Under the first aspect, Kendell J. found that the 2021 Application was a collateral attack in two separate senses: (1) Mr. Weidenfeld was re-litigating issues, and (2) Mr. Weidenfeld was attacking the Court’s conclusions on those issues. Either was held to be an independent basis to strike out the 2021 Application. Kendell J. therefore ordered that the 2021 Application be struck out pursuant to Rule 3.68.

Under the second aspect the Court agreed with Alberta that Mr. Weidenfeld had not raised any valid claim because: (1) the Charter does not provide for property and economic rights, including a right to housing, and (2) the issues and remedies sought were non-justiciable.

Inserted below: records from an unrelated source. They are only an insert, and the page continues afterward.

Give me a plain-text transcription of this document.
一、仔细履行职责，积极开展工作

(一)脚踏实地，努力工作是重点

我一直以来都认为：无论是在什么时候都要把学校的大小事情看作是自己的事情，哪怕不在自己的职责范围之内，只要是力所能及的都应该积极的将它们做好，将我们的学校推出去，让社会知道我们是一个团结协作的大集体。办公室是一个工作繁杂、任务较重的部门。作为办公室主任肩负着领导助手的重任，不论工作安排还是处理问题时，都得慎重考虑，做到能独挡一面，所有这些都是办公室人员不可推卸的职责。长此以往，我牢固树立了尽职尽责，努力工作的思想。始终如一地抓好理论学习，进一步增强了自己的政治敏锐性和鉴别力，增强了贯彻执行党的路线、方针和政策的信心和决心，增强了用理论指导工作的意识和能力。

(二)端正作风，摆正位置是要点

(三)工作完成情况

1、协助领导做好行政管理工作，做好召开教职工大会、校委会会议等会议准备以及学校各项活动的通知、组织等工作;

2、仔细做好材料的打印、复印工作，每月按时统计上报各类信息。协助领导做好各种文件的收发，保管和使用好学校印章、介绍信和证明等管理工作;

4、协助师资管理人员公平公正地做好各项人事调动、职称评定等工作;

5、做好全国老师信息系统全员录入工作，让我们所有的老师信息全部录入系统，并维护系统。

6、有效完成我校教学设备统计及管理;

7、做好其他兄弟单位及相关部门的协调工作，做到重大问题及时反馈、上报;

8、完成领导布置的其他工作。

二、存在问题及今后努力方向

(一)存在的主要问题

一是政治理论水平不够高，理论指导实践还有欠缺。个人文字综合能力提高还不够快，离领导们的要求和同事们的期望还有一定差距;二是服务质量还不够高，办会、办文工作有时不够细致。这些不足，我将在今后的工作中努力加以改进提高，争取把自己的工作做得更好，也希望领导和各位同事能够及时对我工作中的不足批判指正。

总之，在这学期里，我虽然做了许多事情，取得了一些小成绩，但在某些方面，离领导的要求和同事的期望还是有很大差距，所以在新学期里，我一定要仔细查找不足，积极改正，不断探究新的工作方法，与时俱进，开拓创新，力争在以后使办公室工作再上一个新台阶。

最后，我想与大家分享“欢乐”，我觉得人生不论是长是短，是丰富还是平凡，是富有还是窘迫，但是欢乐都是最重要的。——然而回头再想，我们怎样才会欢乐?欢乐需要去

Kendell J. concluded under Rule 10.29(1) that Alberta had been completely successful in the Application, and therefore was presumptively due Costs. Considering the broad implications of Mr. Weidenfeld’s claims, that Mr. Weidenfeld had engaged in three-fold re-litigation, and that Mr. Weidenfeld had persisted in continuing his claims in the face of settled law that he was entirely aware of, Kendell J. further concluded that the litigation implicated many of the criteria for an elevated Cost Award as identified in Rule 10.33. Based on the foregoing, Kendell J. ordered that Mr. Weidenfeld pay Alberta $4,000 in Costs.